Buddhism’s ageless tenets are condensed in a deceptively light-hearted manner.

The Buddha wasn’t kidding when he propounded his “universal” truths. He evidently never intended to restrict his wisdom to humans alone. Really, if you have a mind, a body and a psyche full of emotional detritus (and a coat of vanity-stoking fur around your gluttonously-distended belly for added measure) Buddhism will hit just the spot.

Just ask HHC — His Holiness (the Dalai Lama)’s Cat — resident pet at Jokhang Monastery in Mcleod Ganj. Better yet, read Her eponymous novella, The Dalai Lama’s Cat, penned mysteriously under the pseudonym of ‘David Michie’ (who, incidentally, a simple Google search reveals, is quite the prolific writer on Buddhism and enlightenment himself).

The book’s tone is deceptive. It’s light-hearted, but in dead earnest. Prima facie, you have a cat giving an autobiographical account of her life as she hobnobs with the Dalai Lama and other concomitant holy beings and celebrities. So, there is the risk that you will be lulled into thinking it a fun but frivolous book and put it down, chastising yourself for not picking up a more serious treatise on Buddhism.

Hold it, though. The Dalai Lama’s Cat condenses all the ageless tenets of Buddhism you will need into 200-odd pages narrated by an aspiring ‘Bodhi-catva’ (along with many more dubious cat-based puns).

The book’s stark message is that if you can be like a cat, with a spirit that wants to roam and observe, transact love amongst your fellow earth-walkers, and be open to lessons that are ever being doled out by the lives around you, that is a life well lived. Armed with Her feline adorability, HHC is a welcome guest at any nook of the monastery and its surrounding regions. She is privy to the most confidential audiences His Holiness grants persons in high places (though She isn’t one to shamelessly name-drop aside from giving the most telling hints as to their identity!) within His private chambers. The more you are able to identify yourself with HHC, the closer you yourself feel to the Dalai Lama’s compassionate persona.
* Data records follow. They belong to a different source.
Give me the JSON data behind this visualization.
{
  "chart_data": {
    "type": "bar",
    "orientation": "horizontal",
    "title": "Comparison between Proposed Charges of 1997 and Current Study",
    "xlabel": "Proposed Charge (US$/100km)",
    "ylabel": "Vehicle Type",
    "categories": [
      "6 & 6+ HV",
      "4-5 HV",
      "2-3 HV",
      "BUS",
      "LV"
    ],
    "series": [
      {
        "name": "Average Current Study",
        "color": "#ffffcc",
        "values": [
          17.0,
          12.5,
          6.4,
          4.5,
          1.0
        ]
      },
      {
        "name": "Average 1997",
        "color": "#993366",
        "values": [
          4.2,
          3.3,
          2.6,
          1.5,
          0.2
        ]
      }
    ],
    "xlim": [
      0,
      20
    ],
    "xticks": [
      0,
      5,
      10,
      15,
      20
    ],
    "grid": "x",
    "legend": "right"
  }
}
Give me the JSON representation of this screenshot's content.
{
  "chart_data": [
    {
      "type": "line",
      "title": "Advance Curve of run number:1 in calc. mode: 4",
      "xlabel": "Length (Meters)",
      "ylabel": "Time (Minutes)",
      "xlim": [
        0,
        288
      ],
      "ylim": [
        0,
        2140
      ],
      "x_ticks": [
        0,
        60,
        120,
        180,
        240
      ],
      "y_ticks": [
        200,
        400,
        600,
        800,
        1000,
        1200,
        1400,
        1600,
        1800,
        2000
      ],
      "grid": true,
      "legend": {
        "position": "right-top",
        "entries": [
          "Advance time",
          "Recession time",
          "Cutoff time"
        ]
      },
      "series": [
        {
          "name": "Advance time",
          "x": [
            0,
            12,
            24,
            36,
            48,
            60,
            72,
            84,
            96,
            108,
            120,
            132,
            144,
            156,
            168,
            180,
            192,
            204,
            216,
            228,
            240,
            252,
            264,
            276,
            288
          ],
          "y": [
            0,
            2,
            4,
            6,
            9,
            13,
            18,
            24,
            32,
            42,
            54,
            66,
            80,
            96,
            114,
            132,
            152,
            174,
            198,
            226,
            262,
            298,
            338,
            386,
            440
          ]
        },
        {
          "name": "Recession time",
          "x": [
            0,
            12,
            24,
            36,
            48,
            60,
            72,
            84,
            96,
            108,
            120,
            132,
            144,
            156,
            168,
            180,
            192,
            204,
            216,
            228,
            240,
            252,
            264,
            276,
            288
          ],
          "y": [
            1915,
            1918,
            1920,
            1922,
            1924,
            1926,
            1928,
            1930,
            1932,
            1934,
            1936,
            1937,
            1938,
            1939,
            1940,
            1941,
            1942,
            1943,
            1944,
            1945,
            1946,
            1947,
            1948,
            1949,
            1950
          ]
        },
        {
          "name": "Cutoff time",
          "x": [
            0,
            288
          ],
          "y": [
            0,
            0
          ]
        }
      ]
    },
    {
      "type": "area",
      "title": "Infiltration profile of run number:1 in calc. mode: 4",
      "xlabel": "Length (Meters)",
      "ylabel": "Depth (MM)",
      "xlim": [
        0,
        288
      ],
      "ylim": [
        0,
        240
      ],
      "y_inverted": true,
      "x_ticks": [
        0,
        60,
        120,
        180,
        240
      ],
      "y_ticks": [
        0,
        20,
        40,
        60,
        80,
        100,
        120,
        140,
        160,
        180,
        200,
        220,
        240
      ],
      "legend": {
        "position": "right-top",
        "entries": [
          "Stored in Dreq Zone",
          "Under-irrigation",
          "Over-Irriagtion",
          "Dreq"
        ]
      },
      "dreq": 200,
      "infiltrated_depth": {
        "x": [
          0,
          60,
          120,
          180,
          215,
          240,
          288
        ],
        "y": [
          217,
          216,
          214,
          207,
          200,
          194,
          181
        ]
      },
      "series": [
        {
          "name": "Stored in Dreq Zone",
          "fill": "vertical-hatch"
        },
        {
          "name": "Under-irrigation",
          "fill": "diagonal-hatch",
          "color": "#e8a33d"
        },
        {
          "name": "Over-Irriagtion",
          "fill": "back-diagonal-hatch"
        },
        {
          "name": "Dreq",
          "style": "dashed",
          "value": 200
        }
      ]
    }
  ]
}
Be it with respect to Her gluttonous proclivity for diced chicken liver, or Her evolutionary but vain urge to preen Herself, or Her jealousy towards an interloping rival pet, HHC’s self-criticality and cathartic revelations present the reader with relevant solutions for their own flaws and dilemmas. She confronts all Her demons — gluttony, vanity, ignorance of Self, envy, lust, pride — and manages to hobble her way forward, singed, battered, embarrassed, but tail held endearingly high.

The cast of characters in and around Jokhang serve as case studies too. From an aspiring but superficial Buddhist wannabe and his subsequent transformation, we learn that the true value of spiritual seeking lies in the inner journey and not in external trappings. In a perfectionist who tends to lose her cool in pursuit of the ideal, Michie makes out a case for equanimity and calmness. In an erudite but diffident man, Michie attacks the inhibitions that paralyse one in the pursuit of one’s aspirations and prescribes the cultivation of an unshakeable self-confidence.

But I’ve said too much already. As the Dalai Lama says in the book, “Meditation does not belong to Buddhists… Perhaps you can try?” Feel free to try this at home.